Neha Vapiwala, MD, FASTRO, FACR, FASCO

 “For many radiation oncologists, these findings largely reinforce current practice patterns that were informed by the trials included in this meta-analysis. In the setting of postprostatectomy radiotherapy, when PSA level is the primary driver of decision-making, short-term androgen deprivation therapy (ADT) is generally reserved for patients with higher PSA values, for example, 0.35 ng/mL or greater was suggested from secondary analysis of NRG [RTOG] 0534. With respect to long-term ADT, it is very uncommon these days for patients to present for postoperative radiotherapy with PSA levels above 1.6 ng/mL. Most patients are treated at substantially lower PSA values, and those with higher levels typically have additional high-risk pathologic or imaging features that would independently support consideration of longer-duration ADT.

“While the study’s focus was overall survival, metastasis-free survival is also highly meaningful to patients; it carries implications in terms of future treatments and the costs they can incur, financially, physically, and emotionally. This is especially true for younger patients who experience biochemical recurrence after surgery, as well as patients with high-risk pathologic features, such as Grade Group 4–5 disease or pT3b tumors.

“As the authors acknowledge, the included trials span a long period of time during which practice patterns and risk stratification tools evolved.
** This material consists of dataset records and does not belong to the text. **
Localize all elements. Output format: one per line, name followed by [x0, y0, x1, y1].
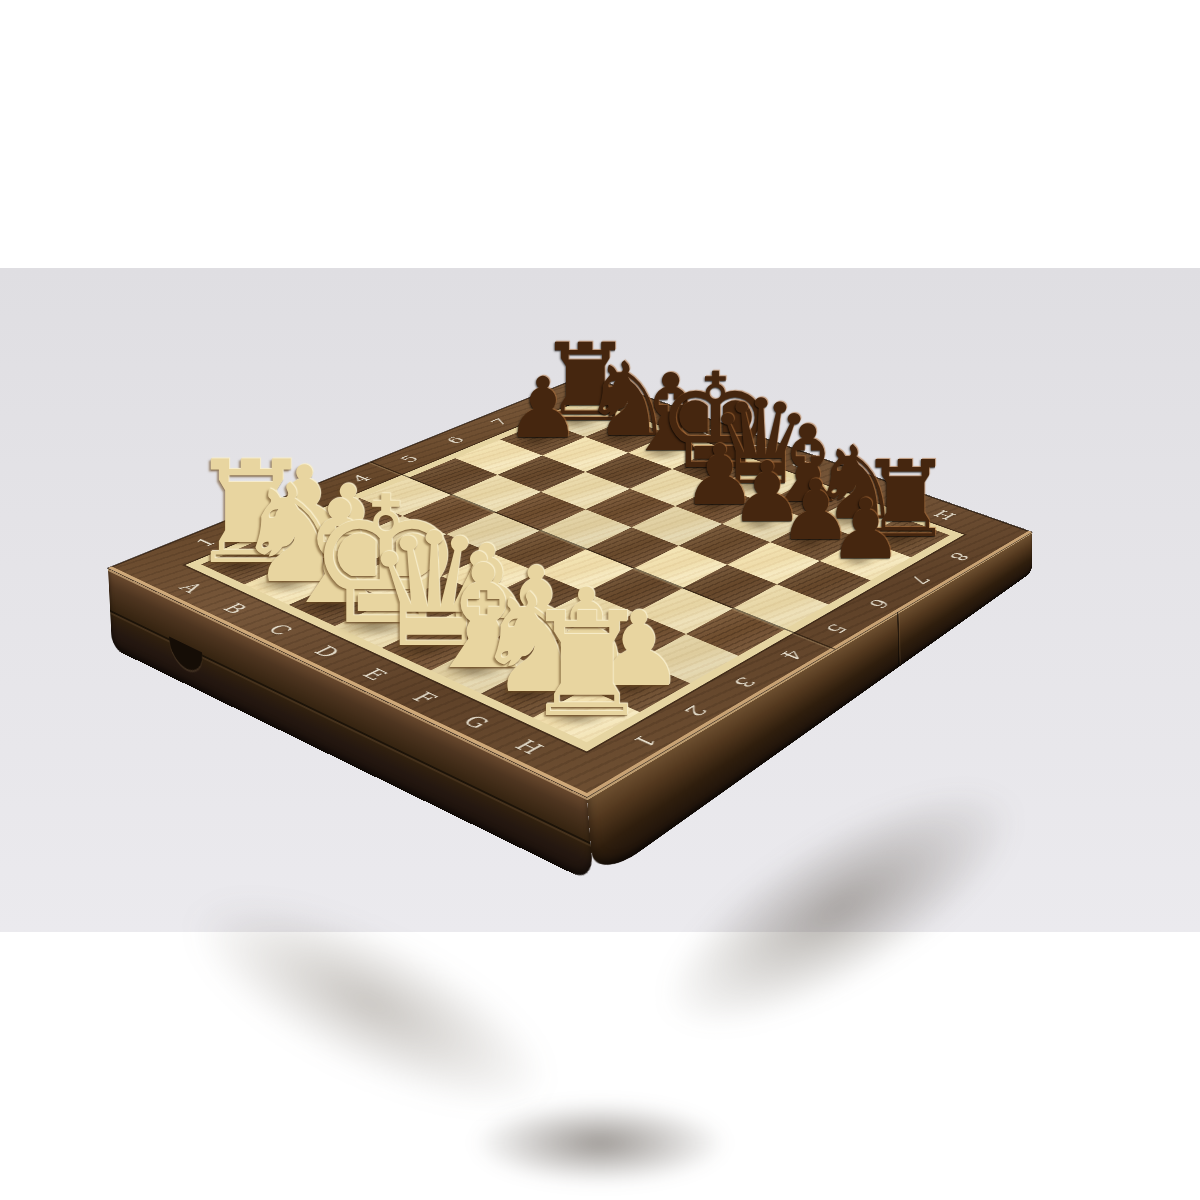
- rank-label-right-3: 3: [728, 674, 759, 689]
- board-shadow-corner: [430, 1088, 770, 1198]
- finger-notch: [169, 636, 203, 676]
- piece-black-pawn-a7[interactable]: ♟: [505, 367, 580, 451]
- rank-label-right-7: 7: [905, 573, 934, 586]
- page: AA11BB22CC33DD44EE55FF66GG77HH88 ♜♞♟♝♚♛♝…: [0, 0, 1200, 1200]
- rank-label-left-6: 6: [442, 435, 468, 445]
- rank-label-right-5: 5: [821, 621, 851, 635]
- piece-black-pawn-h7[interactable]: ♟: [828, 488, 903, 571]
- rank-label-right-6: 6: [864, 597, 893, 610]
- piece-white-rook-h1[interactable]: ♜: [522, 592, 651, 736]
- fold-seam-side: [897, 612, 900, 668]
- rank-label-right-4: 4: [776, 647, 807, 661]
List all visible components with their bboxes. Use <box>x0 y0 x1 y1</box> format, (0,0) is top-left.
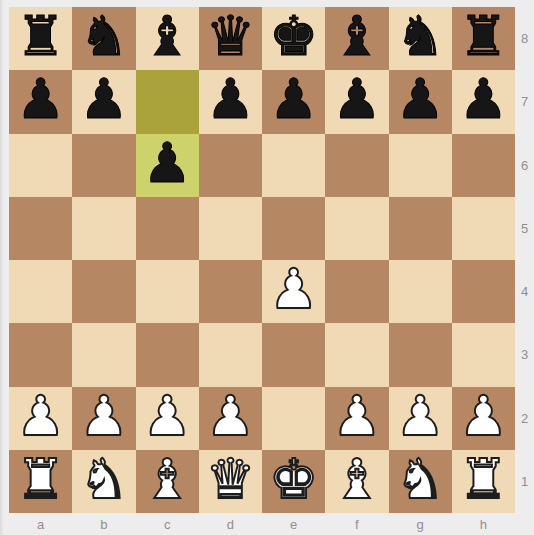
piece-black-bishop[interactable]: ♝ <box>332 9 381 64</box>
square-e2[interactable] <box>262 387 325 450</box>
square-f6[interactable] <box>325 134 388 197</box>
square-d3[interactable] <box>199 323 262 386</box>
square-h2[interactable]: ♟ <box>452 387 515 450</box>
piece-black-queen[interactable]: ♛ <box>206 9 255 64</box>
square-a6[interactable] <box>9 134 72 197</box>
square-c3[interactable] <box>136 323 199 386</box>
square-g8[interactable]: ♞ <box>389 7 452 70</box>
piece-black-pawn[interactable]: ♟ <box>16 72 65 127</box>
square-h5[interactable] <box>452 197 515 260</box>
rank-coordinates: 87654321 <box>515 7 534 513</box>
square-d5[interactable] <box>199 197 262 260</box>
file-label-h: h <box>452 513 515 535</box>
square-f5[interactable] <box>325 197 388 260</box>
page-background: ♜♞♝♛♚♝♞♜♟♟♟♟♟♟♟♟♟♟♟♟♟♟♟♟♜♞♝♛♚♝♞♜ 8765432… <box>0 0 534 535</box>
square-a3[interactable] <box>9 323 72 386</box>
piece-black-knight[interactable]: ♞ <box>79 9 128 64</box>
piece-black-pawn[interactable]: ♟ <box>332 72 381 127</box>
square-f8[interactable]: ♝ <box>325 7 388 70</box>
piece-black-king[interactable]: ♚ <box>269 9 318 64</box>
piece-black-pawn[interactable]: ♟ <box>206 72 255 127</box>
square-d7[interactable]: ♟ <box>199 70 262 133</box>
square-c5[interactable] <box>136 197 199 260</box>
piece-white-pawn[interactable]: ♟ <box>269 262 318 317</box>
square-a2[interactable]: ♟ <box>9 387 72 450</box>
piece-white-knight[interactable]: ♞ <box>79 452 128 507</box>
piece-white-king[interactable]: ♚ <box>269 452 318 507</box>
square-f3[interactable] <box>325 323 388 386</box>
square-f7[interactable]: ♟ <box>325 70 388 133</box>
piece-black-pawn[interactable]: ♟ <box>269 72 318 127</box>
square-g4[interactable] <box>389 260 452 323</box>
square-c4[interactable] <box>136 260 199 323</box>
square-g3[interactable] <box>389 323 452 386</box>
square-c6[interactable]: ♟ <box>136 134 199 197</box>
square-b7[interactable]: ♟ <box>72 70 135 133</box>
file-label-c: c <box>136 513 199 535</box>
piece-white-pawn[interactable]: ♟ <box>206 389 255 444</box>
square-b4[interactable] <box>72 260 135 323</box>
rank-label-8: 8 <box>515 7 534 70</box>
piece-black-rook[interactable]: ♜ <box>459 9 508 64</box>
file-coordinates: abcdefgh <box>9 513 515 535</box>
square-g6[interactable] <box>389 134 452 197</box>
piece-white-queen[interactable]: ♛ <box>206 452 255 507</box>
square-g5[interactable] <box>389 197 452 260</box>
rank-label-2: 2 <box>515 387 534 450</box>
square-h7[interactable]: ♟ <box>452 70 515 133</box>
square-f1[interactable]: ♝ <box>325 450 388 513</box>
piece-white-pawn[interactable]: ♟ <box>459 389 508 444</box>
square-d4[interactable] <box>199 260 262 323</box>
piece-white-pawn[interactable]: ♟ <box>142 389 191 444</box>
file-label-d: d <box>199 513 262 535</box>
file-label-g: g <box>389 513 452 535</box>
piece-black-knight[interactable]: ♞ <box>395 9 444 64</box>
rank-label-4: 4 <box>515 260 534 323</box>
file-label-e: e <box>262 513 325 535</box>
piece-black-pawn[interactable]: ♟ <box>142 136 191 191</box>
piece-white-rook[interactable]: ♜ <box>459 452 508 507</box>
square-c8[interactable]: ♝ <box>136 7 199 70</box>
square-h8[interactable]: ♜ <box>452 7 515 70</box>
square-a4[interactable] <box>9 260 72 323</box>
rank-label-3: 3 <box>515 323 534 386</box>
square-h6[interactable] <box>452 134 515 197</box>
square-b1[interactable]: ♞ <box>72 450 135 513</box>
square-b2[interactable]: ♟ <box>72 387 135 450</box>
square-g7[interactable]: ♟ <box>389 70 452 133</box>
square-a8[interactable]: ♜ <box>9 7 72 70</box>
piece-white-pawn[interactable]: ♟ <box>395 389 444 444</box>
piece-white-pawn[interactable]: ♟ <box>79 389 128 444</box>
square-c1[interactable]: ♝ <box>136 450 199 513</box>
square-b3[interactable] <box>72 323 135 386</box>
piece-white-rook[interactable]: ♜ <box>16 452 65 507</box>
square-e7[interactable]: ♟ <box>262 70 325 133</box>
piece-black-pawn[interactable]: ♟ <box>459 72 508 127</box>
square-e8[interactable]: ♚ <box>262 7 325 70</box>
piece-white-bishop[interactable]: ♝ <box>142 452 191 507</box>
file-label-b: b <box>72 513 135 535</box>
square-d1[interactable]: ♛ <box>199 450 262 513</box>
square-f4[interactable] <box>325 260 388 323</box>
square-a7[interactable]: ♟ <box>9 70 72 133</box>
square-b5[interactable] <box>72 197 135 260</box>
piece-white-pawn[interactable]: ♟ <box>16 389 65 444</box>
piece-white-pawn[interactable]: ♟ <box>332 389 381 444</box>
piece-black-bishop[interactable]: ♝ <box>142 9 191 64</box>
piece-white-knight[interactable]: ♞ <box>395 452 444 507</box>
square-e3[interactable] <box>262 323 325 386</box>
square-g2[interactable]: ♟ <box>389 387 452 450</box>
rank-label-6: 6 <box>515 134 534 197</box>
file-label-f: f <box>325 513 388 535</box>
square-d2[interactable]: ♟ <box>199 387 262 450</box>
square-e6[interactable] <box>262 134 325 197</box>
square-h1[interactable]: ♜ <box>452 450 515 513</box>
square-h3[interactable] <box>452 323 515 386</box>
square-g1[interactable]: ♞ <box>389 450 452 513</box>
rank-label-7: 7 <box>515 70 534 133</box>
chess-board: ♜♞♝♛♚♝♞♜♟♟♟♟♟♟♟♟♟♟♟♟♟♟♟♟♜♞♝♛♚♝♞♜ <box>9 7 515 513</box>
piece-black-rook[interactable]: ♜ <box>16 9 65 64</box>
rank-label-1: 1 <box>515 450 534 513</box>
square-d8[interactable]: ♛ <box>199 7 262 70</box>
square-e1[interactable]: ♚ <box>262 450 325 513</box>
square-c2[interactable]: ♟ <box>136 387 199 450</box>
piece-black-pawn[interactable]: ♟ <box>79 72 128 127</box>
square-c7[interactable] <box>136 70 199 133</box>
rank-label-5: 5 <box>515 197 534 260</box>
square-f2[interactable]: ♟ <box>325 387 388 450</box>
file-label-a: a <box>9 513 72 535</box>
square-e5[interactable] <box>262 197 325 260</box>
square-e4[interactable]: ♟ <box>262 260 325 323</box>
square-b8[interactable]: ♞ <box>72 7 135 70</box>
square-b6[interactable] <box>72 134 135 197</box>
square-a1[interactable]: ♜ <box>9 450 72 513</box>
square-a5[interactable] <box>9 197 72 260</box>
piece-black-pawn[interactable]: ♟ <box>395 72 444 127</box>
piece-white-bishop[interactable]: ♝ <box>332 452 381 507</box>
square-h4[interactable] <box>452 260 515 323</box>
square-d6[interactable] <box>199 134 262 197</box>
We know PSA is a solid prognostic and predictive biomarker, but the field is moving increasingly toward incorporating other biomarkers, such as genomic classifiers and advanced PET imaging. Of note, PSA doubling time was not available in these data, which can be an important part of systemic therapy decision-making.
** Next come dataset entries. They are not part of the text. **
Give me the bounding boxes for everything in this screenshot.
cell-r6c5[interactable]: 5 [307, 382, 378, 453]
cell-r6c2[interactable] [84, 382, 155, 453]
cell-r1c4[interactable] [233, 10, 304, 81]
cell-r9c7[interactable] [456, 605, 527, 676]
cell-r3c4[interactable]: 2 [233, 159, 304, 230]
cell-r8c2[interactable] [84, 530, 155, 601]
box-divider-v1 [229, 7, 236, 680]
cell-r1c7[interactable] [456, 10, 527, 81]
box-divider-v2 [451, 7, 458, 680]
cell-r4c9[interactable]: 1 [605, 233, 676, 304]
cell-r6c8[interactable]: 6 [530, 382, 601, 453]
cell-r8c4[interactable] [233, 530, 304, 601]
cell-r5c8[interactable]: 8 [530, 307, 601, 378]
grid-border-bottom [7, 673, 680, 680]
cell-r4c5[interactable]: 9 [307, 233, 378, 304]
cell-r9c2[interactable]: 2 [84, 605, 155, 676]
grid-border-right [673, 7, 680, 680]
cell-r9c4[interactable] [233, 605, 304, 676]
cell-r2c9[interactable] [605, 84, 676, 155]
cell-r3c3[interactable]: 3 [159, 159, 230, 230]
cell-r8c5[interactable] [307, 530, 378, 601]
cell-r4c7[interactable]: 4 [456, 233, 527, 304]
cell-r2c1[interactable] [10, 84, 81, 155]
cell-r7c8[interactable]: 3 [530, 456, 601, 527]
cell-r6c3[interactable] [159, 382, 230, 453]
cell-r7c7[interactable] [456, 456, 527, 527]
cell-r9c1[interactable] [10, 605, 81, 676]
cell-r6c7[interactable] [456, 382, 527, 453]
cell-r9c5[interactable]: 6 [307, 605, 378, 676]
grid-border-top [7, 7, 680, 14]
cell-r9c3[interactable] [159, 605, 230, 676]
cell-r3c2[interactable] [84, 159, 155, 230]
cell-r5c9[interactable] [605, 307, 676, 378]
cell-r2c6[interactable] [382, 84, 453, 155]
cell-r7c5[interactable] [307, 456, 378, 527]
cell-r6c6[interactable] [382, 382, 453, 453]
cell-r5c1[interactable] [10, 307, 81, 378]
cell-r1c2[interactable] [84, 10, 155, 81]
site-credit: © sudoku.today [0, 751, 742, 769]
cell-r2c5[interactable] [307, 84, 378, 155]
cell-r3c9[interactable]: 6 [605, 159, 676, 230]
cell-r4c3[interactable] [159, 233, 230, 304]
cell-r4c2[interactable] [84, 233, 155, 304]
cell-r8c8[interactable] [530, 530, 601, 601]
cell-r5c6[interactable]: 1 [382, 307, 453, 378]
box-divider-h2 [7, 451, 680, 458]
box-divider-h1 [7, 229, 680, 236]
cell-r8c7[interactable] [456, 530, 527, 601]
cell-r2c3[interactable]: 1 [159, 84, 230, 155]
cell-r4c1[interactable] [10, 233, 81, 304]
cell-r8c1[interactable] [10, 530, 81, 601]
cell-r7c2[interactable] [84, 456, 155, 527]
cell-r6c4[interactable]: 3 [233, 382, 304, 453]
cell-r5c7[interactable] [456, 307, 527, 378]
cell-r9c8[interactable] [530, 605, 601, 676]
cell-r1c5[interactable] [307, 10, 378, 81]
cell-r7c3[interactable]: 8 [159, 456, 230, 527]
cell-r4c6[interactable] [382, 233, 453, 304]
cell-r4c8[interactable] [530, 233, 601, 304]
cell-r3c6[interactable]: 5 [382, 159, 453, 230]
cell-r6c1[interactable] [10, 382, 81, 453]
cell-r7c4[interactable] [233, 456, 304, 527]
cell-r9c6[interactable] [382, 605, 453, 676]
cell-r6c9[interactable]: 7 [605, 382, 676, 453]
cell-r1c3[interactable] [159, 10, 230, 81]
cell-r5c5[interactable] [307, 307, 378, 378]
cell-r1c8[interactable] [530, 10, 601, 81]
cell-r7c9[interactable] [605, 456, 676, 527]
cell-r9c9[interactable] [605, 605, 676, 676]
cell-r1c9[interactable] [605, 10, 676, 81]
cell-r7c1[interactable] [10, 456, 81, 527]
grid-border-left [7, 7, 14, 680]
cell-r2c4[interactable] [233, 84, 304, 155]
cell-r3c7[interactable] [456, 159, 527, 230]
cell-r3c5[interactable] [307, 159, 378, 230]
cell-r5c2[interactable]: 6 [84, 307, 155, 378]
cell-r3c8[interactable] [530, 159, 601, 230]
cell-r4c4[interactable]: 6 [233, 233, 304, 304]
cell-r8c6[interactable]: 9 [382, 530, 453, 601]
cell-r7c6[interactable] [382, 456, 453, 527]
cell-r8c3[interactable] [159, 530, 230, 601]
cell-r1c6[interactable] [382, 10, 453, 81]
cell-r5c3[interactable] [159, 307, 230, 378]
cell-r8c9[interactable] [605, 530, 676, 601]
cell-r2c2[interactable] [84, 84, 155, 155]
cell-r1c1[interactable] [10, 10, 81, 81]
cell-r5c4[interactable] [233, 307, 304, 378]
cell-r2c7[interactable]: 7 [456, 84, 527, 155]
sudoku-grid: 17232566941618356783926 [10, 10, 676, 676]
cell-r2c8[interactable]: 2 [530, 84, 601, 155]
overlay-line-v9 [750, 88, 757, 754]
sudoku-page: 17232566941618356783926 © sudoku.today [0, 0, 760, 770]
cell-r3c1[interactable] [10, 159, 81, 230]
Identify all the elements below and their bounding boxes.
“The bottom line is that PSA alone does not typically dictate ADT decisions. These findings reinforce the value of personalizing treatment based on a broader clinical context.” 

DISCLOSURE: Dr. Vapiwala reported no conflicts of interest.

REFERENCE

1. Kishan AU, Sun Y, Parker C, et al: Hormone therapy use and duration with postoperative radiotherapy for recurrent prostate cancer. 2026 ASCO Genitourinary Cancers Symposium. Abstract 15. Presented February 26, 2026.